No Capítulo Islamofobia e Suas Baixas são relatadas as ações tomadas contra os muçulmanos devido à ação terrorista de uma minoria estatisticamente ínfima. Os projetos de vigilância, a aceitação dos crimes de ódio (que também atingem pessoas que lembram os muçulmanos, como sikhs), as proposições contra o hijab, os conflitos que envolvem a construção de mesquitas e as propostas de deportações de muçulmanos são todas ações de agentes públicos que de certo modo institucionalizam a islamofobia. A islamofobia então toma corpo em ações políticas sistemáticas de discriminação, ultrapassando as ofensas particulares e embasando políticas governamentais.
O Capítulo Combatendo a Islamofobia é apresentado enquanto conclusão, trazendo entrevistas com pesquisadores da área: Keith Ellison, John Esposito, Myriam Francois-Cerrah, Marjorie Dove Kent, Ingrid Mattson, Dalia Mogahed, Eboo Patel e Tariq Ramadan. Esses convidados relatam suas esperanças no combate ao preconceito e preocupações sobre a islamofobia, indicando meios pelos quais muçulmanos e não-muçulmanos podem empreender para combate-la. São identificados obstáculos políticos, como a ascensão da extrema-direita, e atitudinais, como a normalização do discurso de ódio islamofóbico. Entretanto, ainda há perspectiva de que o combate contra a islamofobia possa ser bem-sucedido.

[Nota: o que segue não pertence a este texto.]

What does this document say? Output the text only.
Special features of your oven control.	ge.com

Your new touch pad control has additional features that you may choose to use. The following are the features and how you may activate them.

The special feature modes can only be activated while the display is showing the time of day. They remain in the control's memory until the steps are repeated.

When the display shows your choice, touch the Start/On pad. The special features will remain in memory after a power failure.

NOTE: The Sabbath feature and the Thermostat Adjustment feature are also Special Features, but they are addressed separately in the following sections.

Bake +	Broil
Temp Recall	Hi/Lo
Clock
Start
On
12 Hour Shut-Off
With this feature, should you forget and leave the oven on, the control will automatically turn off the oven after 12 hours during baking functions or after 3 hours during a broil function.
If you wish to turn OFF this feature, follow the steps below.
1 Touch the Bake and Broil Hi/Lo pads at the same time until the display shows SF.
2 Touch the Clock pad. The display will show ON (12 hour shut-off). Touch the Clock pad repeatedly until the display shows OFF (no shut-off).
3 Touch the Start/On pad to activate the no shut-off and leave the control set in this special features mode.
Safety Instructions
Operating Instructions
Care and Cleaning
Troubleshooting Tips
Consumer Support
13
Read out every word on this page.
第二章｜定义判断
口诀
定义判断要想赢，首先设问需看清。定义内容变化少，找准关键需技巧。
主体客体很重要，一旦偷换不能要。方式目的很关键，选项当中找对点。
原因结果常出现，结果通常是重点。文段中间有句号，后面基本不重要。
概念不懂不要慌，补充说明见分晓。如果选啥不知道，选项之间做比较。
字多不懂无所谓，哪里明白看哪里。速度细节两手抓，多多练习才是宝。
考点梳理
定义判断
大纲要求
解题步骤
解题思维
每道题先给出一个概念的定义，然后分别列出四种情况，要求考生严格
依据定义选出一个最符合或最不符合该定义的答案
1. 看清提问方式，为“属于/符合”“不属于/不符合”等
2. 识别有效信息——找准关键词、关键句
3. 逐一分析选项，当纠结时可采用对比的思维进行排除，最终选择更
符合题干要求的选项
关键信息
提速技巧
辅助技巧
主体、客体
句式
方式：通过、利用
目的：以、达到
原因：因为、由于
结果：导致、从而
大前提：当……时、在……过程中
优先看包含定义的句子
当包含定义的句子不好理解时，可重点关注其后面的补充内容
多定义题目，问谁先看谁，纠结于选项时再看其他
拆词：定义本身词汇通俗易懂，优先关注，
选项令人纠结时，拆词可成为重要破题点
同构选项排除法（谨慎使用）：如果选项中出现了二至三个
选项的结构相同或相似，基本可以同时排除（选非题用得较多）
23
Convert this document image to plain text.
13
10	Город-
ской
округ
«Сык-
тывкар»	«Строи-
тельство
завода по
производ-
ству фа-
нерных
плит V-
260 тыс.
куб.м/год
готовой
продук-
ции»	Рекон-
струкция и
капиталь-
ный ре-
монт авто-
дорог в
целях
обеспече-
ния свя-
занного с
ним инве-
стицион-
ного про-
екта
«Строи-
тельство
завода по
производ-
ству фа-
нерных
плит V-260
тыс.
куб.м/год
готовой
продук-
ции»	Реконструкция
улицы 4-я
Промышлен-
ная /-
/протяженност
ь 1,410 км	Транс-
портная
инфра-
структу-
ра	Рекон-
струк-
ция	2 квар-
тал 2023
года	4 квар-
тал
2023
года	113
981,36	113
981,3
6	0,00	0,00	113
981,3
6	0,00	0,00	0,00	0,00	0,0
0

Finalizando o livro, um Apêndice com o perfil dos entrevistados, sucedido por um Glossário dos termos utilizados no livro e por uma seção de Leitura Adicional, contendo sugestões de obras sobre a islamofobia. Infelizmente, dos livros citados nessa seção de leituras adicionais, somente Orientalismo, de Edward Said, está traduzido para o português.
O livro se coloca então como uma síntese da trajetória histórica da islamofobia internacional, expondo suas principais características, origens culturais e mecanismos de propagação. Esse itinerário é percorrido traçando-se comparações entre Europa e Estados Unidos, comparações essas que poderão ser aplicadas às manifestações islamofóbicas no Brasil ou a outros países onde as populações muçulmanas sejam minoritárias. As análises sobre os grupos islamofóbicos também poderão servir-se dos elementos elencados no livro, fundamentando estudos de caso ou investigações qualitativas. Sua tradução seria bem-vinda por trazer uma leitura panorâmica das principais questões com as quais os pesquisadores da islamofobia se defrontam.
REFERÊNCIA
GREEN, Todd H. The fear of Islam: an introduction to islamophobia in the West. Minneapolis: Fortress Press, 2015. 362 p.